Blogs, wikis and RSS are often held up as exemplary manifestations of Web 2.0. A reader of a blog or a wiki is provided with tools to add a comment or even, in the case of the wiki, to edit the content. This is what we call the Read/Write web.Talis believes that Library 2.0 means harnessing this type of participation so that libraries can benefit from increasingly rich collaborative cataloguing efforts, such as including contributions from partner libraries as well as adding rich enhancements, such as book jackets or movie files, to records from publishers and others.

Here, Miller links Web 2.0 technologies and the culture of participation that they engender to the field of library science, supporting his claim that there is now a "Library 2.0". Many of the other proponents of new 2.0s mentioned here use similar methods.

Of course, not much time passed before "Web 3.0" was coined.

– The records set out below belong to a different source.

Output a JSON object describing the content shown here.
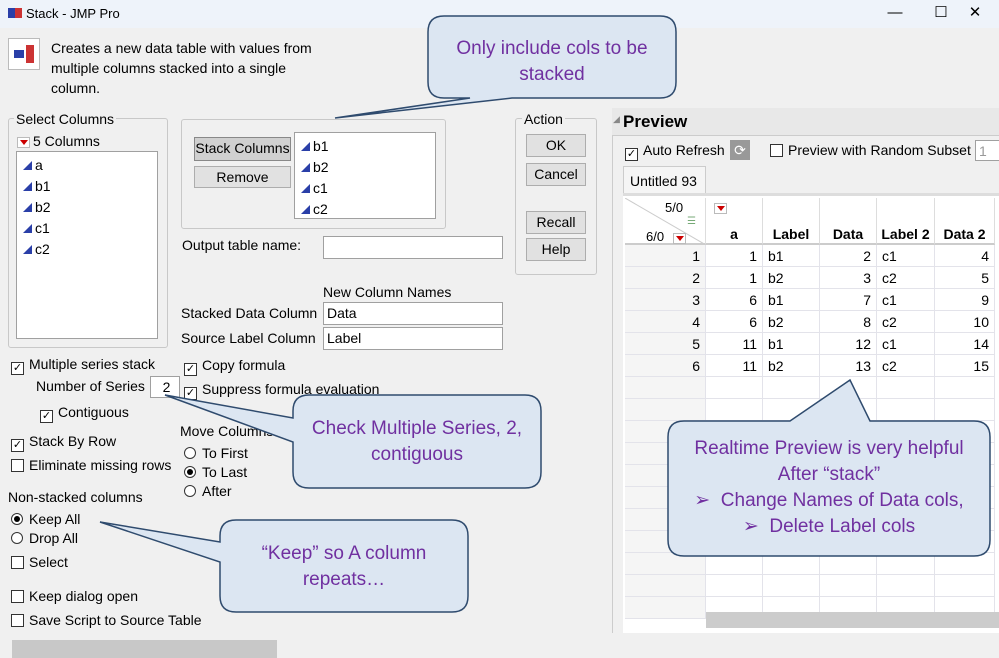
{
  "window": {
    "title": "Stack - JMP Pro",
    "minimize": "—",
    "maximize": "☐",
    "close": "✕"
  },
  "description": "Creates a new data table with values from multiple columns stacked into a single column.",
  "select_columns": {
    "title": "Select Columns",
    "count": "5 Columns",
    "items": [
      "a",
      "b1",
      "b2",
      "c1",
      "c2"
    ]
  },
  "stack": {
    "stack_button": "Stack Columns",
    "remove_button": "Remove",
    "items": [
      "b1",
      "b2",
      "c1",
      "c2"
    ]
  },
  "output": {
    "label": "Output table name:",
    "value": ""
  },
  "new_column_names": {
    "title": "New Column Names",
    "stacked_label": "Stacked Data Column",
    "stacked_value": "Data",
    "source_label": "Source Label Column",
    "source_value": "Label"
  },
  "action": {
    "title": "Action",
    "ok": "OK",
    "cancel": "Cancel",
    "recall": "Recall",
    "help": "Help"
  },
  "options": {
    "multiple_series": "Multiple series stack",
    "number_of_series_label": "Number of Series",
    "number_of_series": "2",
    "contiguous": "Contiguous",
    "copy_formula": "Copy formula",
    "suppress": "Suppress formula evaluation",
    "stack_by_row": "Stack By Row",
    "eliminate_missing": "Eliminate missing rows",
    "move_columns": "Move Columns",
    "to_first": "To First",
    "to_last": "To Last",
    "after": "After",
    "non_stacked": "Non-stacked columns",
    "keep_all": "Keep All",
    "drop_all": "Drop All",
    "select": "Select",
    "keep_dialog": "Keep dialog open",
    "save_script": "Save Script to Source Table"
  },
  "preview": {
    "title": "Preview",
    "auto_refresh": "Auto Refresh",
    "random_subset": "Preview with Random Subset",
    "subset_value": "1",
    "tab": "Untitled 93",
    "cols_count": "5/0",
    "rows_count": "6/0",
    "headers": [
      "a",
      "Label",
      "Data",
      "Label 2",
      "Data 2"
    ],
    "rows": [
      [
        "1",
        "1",
        "b1",
        "2",
        "c1",
        "4"
      ],
      [
        "2",
        "1",
        "b2",
        "3",
        "c2",
        "5"
      ],
      [
        "3",
        "6",
        "b1",
        "7",
        "c1",
        "9"
      ],
      [
        "4",
        "6",
        "b2",
        "8",
        "c2",
        "10"
      ],
      [
        "5",
        "11",
        "b1",
        "12",
        "c1",
        "14"
      ],
      [
        "6",
        "11",
        "b2",
        "13",
        "c2",
        "15"
      ]
    ]
  },
  "callouts": {
    "c1": "Only include cols to be stacked",
    "c2": "Check Multiple Series, 2, contiguous",
    "c3": "“Keep” so A column repeats…",
    "c4_line1": "Realtime Preview is very helpful",
    "c4_line2": "After “stack”",
    "c4_bullet1": "Change Names of Data cols,",
    "c4_bullet2": "Delete Label cols"
  },
  "colors": {
    "callout_fill": "#dce6f2",
    "callout_border": "#2f4b6e",
    "callout_text": "#7030a0"
  }
}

Definitions of Web 3.0 vary. Amit Agarwal argues that it is the Semantic Web. Andrew Keen, author of The Cult of the Amateur, argues that Web 3.0 is the return of experts and authorities to the Web. For example, he points to Bertelsman's deal with the German Wikipedia to produce an edited print version of that encyclopedia. CNN Money's Jessi Hempel simply argues that Web 3.0 is Web 2.0 but with a profitable business model.

Web-based applications and desktops

Ajax has prompted the development of websites that mimic desktop applications, such as word processing, the spreadsheet, and slide-show presentation. WYSIWYG wiki sites replicate many features of PC authoring applications. In 2006 Google, Inc. acquired one of the best-known sites of this broad class, Writely.

Several browser-based "operating systems" have emerged, including EyeOS and YouOS. Although coined as such, many of these services function less like a traditional operating system and more as an application platform. They mimic the user experience of desktop operating-systems, offering features and applications similar to a PC environment, as well as the added ability of being able to run within any modern browser. However, these operating systems do not control the hardware on the client's computer.